Rest.li FAQ

How do I validate a record with default values filled in?

Foo foo = new Foo();  
ValidationResult result = ValidateDataAgainstSchema.validate(foo.data(),
foo.schema(), new
ValidationOptions(RequiredMode.FIXUP_ABSENT_WITH_DEFAULT));  
assert(result.isValid());  

This will fail if the underlying data is read-only and default values cannot be set for absent fields.

This will also work for partially filled in records. It will only add default values to fields that are absent.

How do I convert a Pegasus data schema to an Avro data schema?

It requires the data-avro module, or data-avro-*.jar.

At runtime, use:

Foo foo = new Foo();  
DataSchema pegasusSchema = foo.schema();  
org.apache.avro.Schema avroSchema =
SchemaTranslator.dataToAvroSchema(pegasusSchema);  
String avsoSchemaInJson = avroSchema.toString();  

From the command line, to create text files with Avro schema from PDSC files (version 0.17.1 or higher):

# syntax:
# java [-Dgenerator.resolver.path=<path>] com.linkedin.data.avro.AvroSchemaGenerator <targetDir> [<pdscFile|schemaFullName>]...
java -Dgenerator.resolver.path=src/main/pegasus com.linkedin.data.avro.generator.AvroSchemaGenerator ../build/main/codegen/avro src/main/pegasus/com/linkedin/foo/*.pdsc
# or
java -Dgenerator.resolver.path=src/main/pegasus com.linkedin.data.avro.generator.AvroSchemaGenerator ../build/main/codegen/avro com.linkedin.foo.Foo

Classpath must be setup to include data-avro.jar and its dependencies.

How do I use a data type embedded inside a data schema file?

You may experience errors, such as the following:

Type cannot be resolved: 1,1: "a.b.D" cannot be resolved.

when a.b.D’s definition is embedded in another type, for example, a.b.C.

Embedded data types do not have their own data schema file. As a result, such data types can only be referenced within the containing data schema file; it can not be referenced externally. To change this behavior, pull out the definition of the internal type to a separate data schema file.

Internally, this behavior is due to reason that the schema parser references the data types by filenames. The schema file for a.b.C is expected to be found at pegasus/a/b/C.pdl.
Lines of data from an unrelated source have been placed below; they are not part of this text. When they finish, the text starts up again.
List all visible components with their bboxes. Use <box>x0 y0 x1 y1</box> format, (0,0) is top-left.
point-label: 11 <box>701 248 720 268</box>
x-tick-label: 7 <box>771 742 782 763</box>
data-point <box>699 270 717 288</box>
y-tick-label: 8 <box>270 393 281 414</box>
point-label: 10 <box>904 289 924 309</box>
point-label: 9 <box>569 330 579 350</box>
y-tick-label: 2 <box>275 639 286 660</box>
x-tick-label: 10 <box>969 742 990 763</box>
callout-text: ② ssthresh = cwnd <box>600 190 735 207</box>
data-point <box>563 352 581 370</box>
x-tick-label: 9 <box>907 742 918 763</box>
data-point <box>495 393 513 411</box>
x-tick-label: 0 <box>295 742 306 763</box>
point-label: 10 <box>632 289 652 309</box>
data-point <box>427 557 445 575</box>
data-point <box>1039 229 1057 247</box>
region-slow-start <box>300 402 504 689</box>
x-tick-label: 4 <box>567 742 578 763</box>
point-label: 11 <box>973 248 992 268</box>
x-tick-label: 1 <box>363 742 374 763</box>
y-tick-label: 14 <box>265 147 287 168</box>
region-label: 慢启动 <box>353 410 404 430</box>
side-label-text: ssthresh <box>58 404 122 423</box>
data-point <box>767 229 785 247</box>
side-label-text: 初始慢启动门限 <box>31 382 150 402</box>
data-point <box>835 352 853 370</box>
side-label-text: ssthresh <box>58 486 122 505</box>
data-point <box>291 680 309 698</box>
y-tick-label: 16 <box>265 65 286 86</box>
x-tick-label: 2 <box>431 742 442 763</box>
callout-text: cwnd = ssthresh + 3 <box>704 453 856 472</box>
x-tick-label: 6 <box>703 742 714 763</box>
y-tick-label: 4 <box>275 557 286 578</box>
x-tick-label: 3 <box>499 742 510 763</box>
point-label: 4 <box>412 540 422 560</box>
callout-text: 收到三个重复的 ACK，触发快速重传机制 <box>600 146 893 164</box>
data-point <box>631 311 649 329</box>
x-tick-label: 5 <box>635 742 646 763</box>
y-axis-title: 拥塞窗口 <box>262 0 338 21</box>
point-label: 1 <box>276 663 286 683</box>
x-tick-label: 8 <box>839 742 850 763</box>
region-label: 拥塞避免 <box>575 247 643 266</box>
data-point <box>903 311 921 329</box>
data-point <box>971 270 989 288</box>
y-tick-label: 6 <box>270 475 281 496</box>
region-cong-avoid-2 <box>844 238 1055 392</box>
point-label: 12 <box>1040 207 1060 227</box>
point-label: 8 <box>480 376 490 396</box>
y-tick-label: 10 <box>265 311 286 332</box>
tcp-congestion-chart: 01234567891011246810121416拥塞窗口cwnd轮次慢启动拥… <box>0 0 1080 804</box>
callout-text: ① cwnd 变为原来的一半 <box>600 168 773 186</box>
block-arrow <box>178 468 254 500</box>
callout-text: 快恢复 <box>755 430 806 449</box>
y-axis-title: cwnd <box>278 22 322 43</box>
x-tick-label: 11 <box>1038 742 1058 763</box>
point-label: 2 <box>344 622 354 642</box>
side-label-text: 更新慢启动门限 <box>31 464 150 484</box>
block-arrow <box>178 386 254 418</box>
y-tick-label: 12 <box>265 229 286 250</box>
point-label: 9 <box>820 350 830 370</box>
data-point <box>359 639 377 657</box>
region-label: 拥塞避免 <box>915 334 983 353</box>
Since Rest.li does not prefix the containing data type’s name to the embedded type’s name, when type a.b.D is embedded inside C.pdl, the schema parser will not be able to find pegasus/a/b/D.pdl.

Why is my Java 8 build generating all sorts of Javadoc warnings/errors due to doclint?

When using Java 8, you may experience build failures due to the following:

[error] /home/myuser/data-template/src/main/codegen/com/linkedin/PegasusFormSchema.java:192: error: malformed HTML
* return type: java.util.Set<java.lang.Integer>
[error] /home/myuser/data-template/src/main/codegen/com/linkedin/PegasusFormSchema.java:192: error: bad use of '>'
* return type: java.util.Set<java.lang.Integer>

The root cause is incorrectly formatted string values for anything within the doc or symbolDocs (in .pdsc files) attributes within your data schemas. Due to the addition of doclint in JDK8, anything under the doc or symbolDocs attribute must be W3C HTML 4.01 compliant. This is because the contents of this string will appear as Javadocs in the generated Java ‘data template’ classes later. Please take this into consideration when writing your documentation.

The alternative is to disable doclint altogether:

if (JavaVersion.current().isJava8Compatible()) {
  allprojects {
    tasks.withType(Javadoc) {
      options.addStringOption('Xdoclint:none', '-quiet')
    }
  }
}

More details on doclint can be found here: Javadoc has become very strict

More details on doc and symbolDocs are at Data Schemas.

How does Rest.li full update method work with schema evolution?

There is a potential pitfall to be aware of. Consider the following scenario:

  1. Suppose a schema begins on version 0 with a single optional field A. We write a client that sends an update request with the field A populated.
  2. At some point, we add an optional field B in version 1.
  3. Our old client still sends a request with A populated, but it is not clear how to interpret its request. From the server’s perspective, we cannot distinguish a new client that wants to null out field B (e.g. schema version 1) vs. a client that is not aware of field B (e.g. version 0).